FAQs

General

Q : What exactly is SlinkyLayer? A : SlinkyLayer is an infrastructure platform for training, validating, and serving live AI models that trade crypto markets. A smart-contract registry anchors model metadata, stakes, audit proofs, and reward emissions.

Q : Is SlinkyLayer a broker or exchange? A : No. The platform emits signed trading signals. Executing those signals is left to your own bot, vault, or desk.

Q : Model vs Policy – why two words? A : Every training run produces a model in the broad sense of “learned weights.” When the algorithm is reinforcement learning, that model is more specifically a policy - a mapping from market state directly to an action, without an intermediate price forecast. All policies are models, but future releases will also host non-policy models (e.g., vision encoders). So we use model for user-facing language and policy when we need the exact technical term.

Q : Can I train computer-vision models such as YOLO today? A : Not yet. The current release focuses on reinforcement-learning policies. The pipeline is model-agnostic, so vision or hybrid models are on the roadmap.

Q : What is Slinky Consensus? A : It is the on-chain mechanism that ranks published models and releases new $SLINKY. A model’s score equals its 7-day forward PnL multiplied by a logarithmic stake term. Rewards are split fifty-fifty between the creator and the stakers who backed the model.

Q : Do I have to publish my model? A : No. Private runs stay in your encrypted storage, produce signals only for your API key, and never touch the chain.


Model Training

Q : Which learning algorithms are available? A : PPO, A2C, SAC, TD3, and DDPG, each with a configurable MLP backbone (layer sizes and activation: Tanh or ReLU).

Q : How large should my training window be? A : The wizard presets cover common horizons. Example: a 60-minute chart trains on 24 months and tests on the next 24 months. Custom dates are allowed.

Q : What is a timestep? A : One environment step equals one candle at the chosen timeframe. Total timesteps is the budget of environment steps the learner will sample before stopping.


Signals

Q : What actions can a model output? A : Exactly 3 tokens: LONG_100, SHORT_100, and FLAT_0

Q : Which transports are supported? A : WebSocket, HTTPS webhook, Kafka, and a Historical REST API. All channels send the same signed JSON.

Q : What latency should I expect? A : Gateway publishes within two seconds of candle close. Auditors flag signals that arrive after five seconds.


Marketplace and Staking

Q : How is the Slinky Score calculated? A : Detailed explanation is provided here ->

Q : How often are rewards paid? A : Every seven-day epoch the protocol mints new $SLINKY. For any public model, 50 % goes to the creator, 50% to stakers pro-rata by stake-days.

Q : Why use a logarithm on stake? A :The log term gives diminishing returns, preventing a single large holder from dominating rankings while still rewarding broad community support.


Audit and Security

Q : What stops someone from replaying tomorrow’s prices? A : Auditor nodes compare each signal’s timestamp to reference candle close timestamps and compute a segment hash. A segment scores only after three identical hashes reach quorum.

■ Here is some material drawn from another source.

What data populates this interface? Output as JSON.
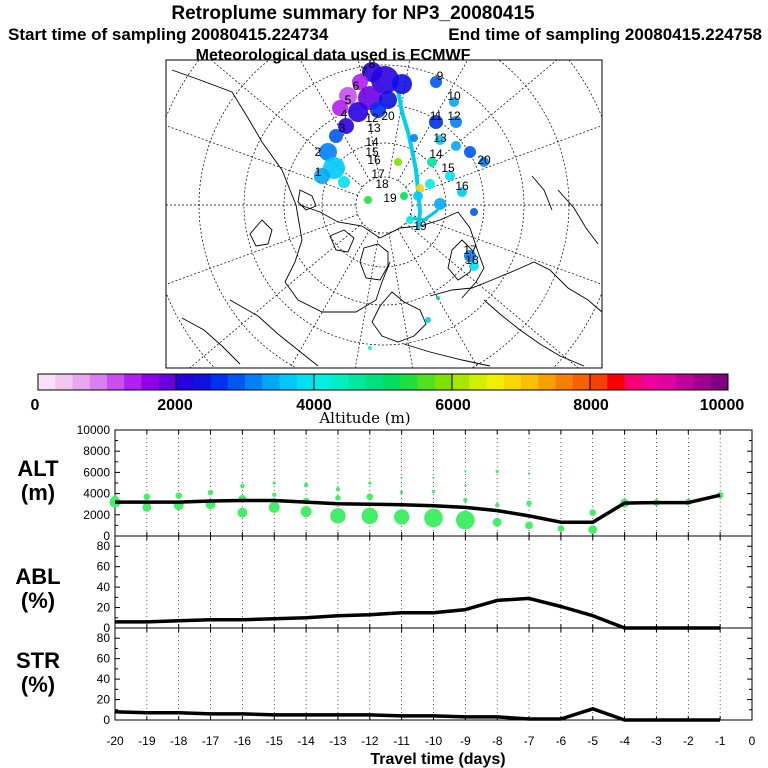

Q : Can I verify a signal myself? A : Yes. Fetch the creator’s on-chain public key, then verify the Ed25519 signature over the raw JSON payload. Recalculate reward with a public price feed to match the auditor math.

Q : What if two models look identical? A : On publish the weights are hashed. If that hash already exists the transaction reverts, preventing duplicate uploads.